Relative humidity (RH) is the amount of water vapor in the air, expressed as a percentage of the maximum amount of water that the air can hold at a given temperature. The dew point is the temperature at which air is saturated with water and condensation occurs.
Because of the temperature variations inside your home, RH can vary dramatically. In fact, it is not uncommon to find summertime RH levels ranging from 50% to 100% simultaneously in the same structure.
For example, if your home has a basement it will typically be cooler than the main floor. If the main floor is 77°F and a comfortable and safe 40% RH, the basement temperature may only be 67°F with a much higher humidity level. Even though there is only a 10° temperature difference, the RH would be over 60% in the basement of the same home (RH levels will increase 2% for every one degree temperature drop). To prevent mold growth the EPA recommends levels of 30-50%RH. Mold spores germinate in high moisture levels after 12 hours and can grow within 24-48 hours. The basement of this home would clearly be at risk for mold and mildew growth, odors and structure damage, if the humidity issues are not resolved.

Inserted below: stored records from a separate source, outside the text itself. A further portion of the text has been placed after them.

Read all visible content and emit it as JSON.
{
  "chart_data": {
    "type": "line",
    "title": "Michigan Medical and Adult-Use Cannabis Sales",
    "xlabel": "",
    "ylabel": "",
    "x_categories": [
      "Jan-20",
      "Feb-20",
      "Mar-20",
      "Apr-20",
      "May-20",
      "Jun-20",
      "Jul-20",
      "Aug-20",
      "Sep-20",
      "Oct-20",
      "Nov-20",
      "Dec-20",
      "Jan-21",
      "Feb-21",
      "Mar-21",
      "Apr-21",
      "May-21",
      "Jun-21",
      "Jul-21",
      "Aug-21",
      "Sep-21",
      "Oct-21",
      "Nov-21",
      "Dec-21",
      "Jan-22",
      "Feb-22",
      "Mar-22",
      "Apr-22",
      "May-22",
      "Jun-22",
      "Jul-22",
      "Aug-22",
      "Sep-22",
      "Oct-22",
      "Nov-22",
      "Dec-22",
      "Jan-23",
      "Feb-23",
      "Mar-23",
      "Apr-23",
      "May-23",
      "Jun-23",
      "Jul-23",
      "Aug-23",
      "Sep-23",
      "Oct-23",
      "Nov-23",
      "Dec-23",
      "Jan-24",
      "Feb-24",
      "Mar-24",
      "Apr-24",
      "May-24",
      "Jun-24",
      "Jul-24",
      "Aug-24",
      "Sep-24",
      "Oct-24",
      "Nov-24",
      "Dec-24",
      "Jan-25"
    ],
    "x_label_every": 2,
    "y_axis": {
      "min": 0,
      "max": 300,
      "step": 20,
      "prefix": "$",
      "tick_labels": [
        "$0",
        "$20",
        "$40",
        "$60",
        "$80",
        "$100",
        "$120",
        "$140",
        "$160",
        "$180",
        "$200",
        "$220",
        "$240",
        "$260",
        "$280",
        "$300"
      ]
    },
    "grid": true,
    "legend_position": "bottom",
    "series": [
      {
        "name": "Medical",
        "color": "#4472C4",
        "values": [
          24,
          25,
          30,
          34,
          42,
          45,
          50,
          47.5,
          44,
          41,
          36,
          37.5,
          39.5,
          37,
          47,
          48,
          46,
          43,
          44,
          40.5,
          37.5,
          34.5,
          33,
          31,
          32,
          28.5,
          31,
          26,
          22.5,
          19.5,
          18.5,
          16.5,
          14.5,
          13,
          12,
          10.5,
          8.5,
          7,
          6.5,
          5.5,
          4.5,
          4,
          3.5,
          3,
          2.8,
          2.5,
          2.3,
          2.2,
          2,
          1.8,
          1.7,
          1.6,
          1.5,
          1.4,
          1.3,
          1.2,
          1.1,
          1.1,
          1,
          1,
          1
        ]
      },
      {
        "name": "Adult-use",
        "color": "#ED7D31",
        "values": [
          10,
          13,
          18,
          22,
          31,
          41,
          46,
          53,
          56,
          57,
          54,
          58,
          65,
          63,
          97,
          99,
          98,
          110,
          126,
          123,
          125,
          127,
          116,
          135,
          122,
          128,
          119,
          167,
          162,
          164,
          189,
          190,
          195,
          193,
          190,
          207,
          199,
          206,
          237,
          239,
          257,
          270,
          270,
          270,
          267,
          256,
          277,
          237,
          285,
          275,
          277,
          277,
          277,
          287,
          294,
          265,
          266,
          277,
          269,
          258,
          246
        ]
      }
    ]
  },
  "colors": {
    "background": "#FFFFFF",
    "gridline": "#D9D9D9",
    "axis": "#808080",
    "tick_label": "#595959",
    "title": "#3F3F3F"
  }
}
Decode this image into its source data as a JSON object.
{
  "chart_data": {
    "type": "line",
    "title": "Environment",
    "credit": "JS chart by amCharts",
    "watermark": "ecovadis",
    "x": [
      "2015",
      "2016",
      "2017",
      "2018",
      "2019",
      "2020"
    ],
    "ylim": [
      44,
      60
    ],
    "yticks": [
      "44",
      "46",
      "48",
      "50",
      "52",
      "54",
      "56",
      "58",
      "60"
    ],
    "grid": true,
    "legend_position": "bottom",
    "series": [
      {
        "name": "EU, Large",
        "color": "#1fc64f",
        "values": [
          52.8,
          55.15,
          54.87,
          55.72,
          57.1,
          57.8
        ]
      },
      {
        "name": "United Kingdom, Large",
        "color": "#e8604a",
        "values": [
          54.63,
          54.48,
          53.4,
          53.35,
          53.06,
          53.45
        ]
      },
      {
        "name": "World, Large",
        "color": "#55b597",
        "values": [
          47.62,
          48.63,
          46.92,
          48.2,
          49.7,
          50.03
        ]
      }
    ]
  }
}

Homes built on a slab have a similar problem. Though the room temperature may be 77°, the slab temperature is much cooler. As the slab temperature approaches the dew point (or point of saturation), relative humidity rises and condensation can form.
High RH contributes to many indoor air quality issues, including the following:
MOLD & MILDEW: Molds are fungi. They only require high humidity and an organic-based material on which to feed. It is no surprise that they are plentiful in humid environments. Cooler surfaces create a perfect breeding area for mold because the relative humidity at the surface will be near 100%. The surface may even be wet with condensation.
ODOR: Mold and Mildew are not only damaging and can create health issues, but can also produce a very unpleasant odor. High humidity often penetrates organic materials causing smelly odors that cannot be removed without reducing and controlling relative humidity levels.
DISCOMFORT: High relative humidity levels leave warm areas feeling sweaty and sticky, and colder areas feeling cold and damp.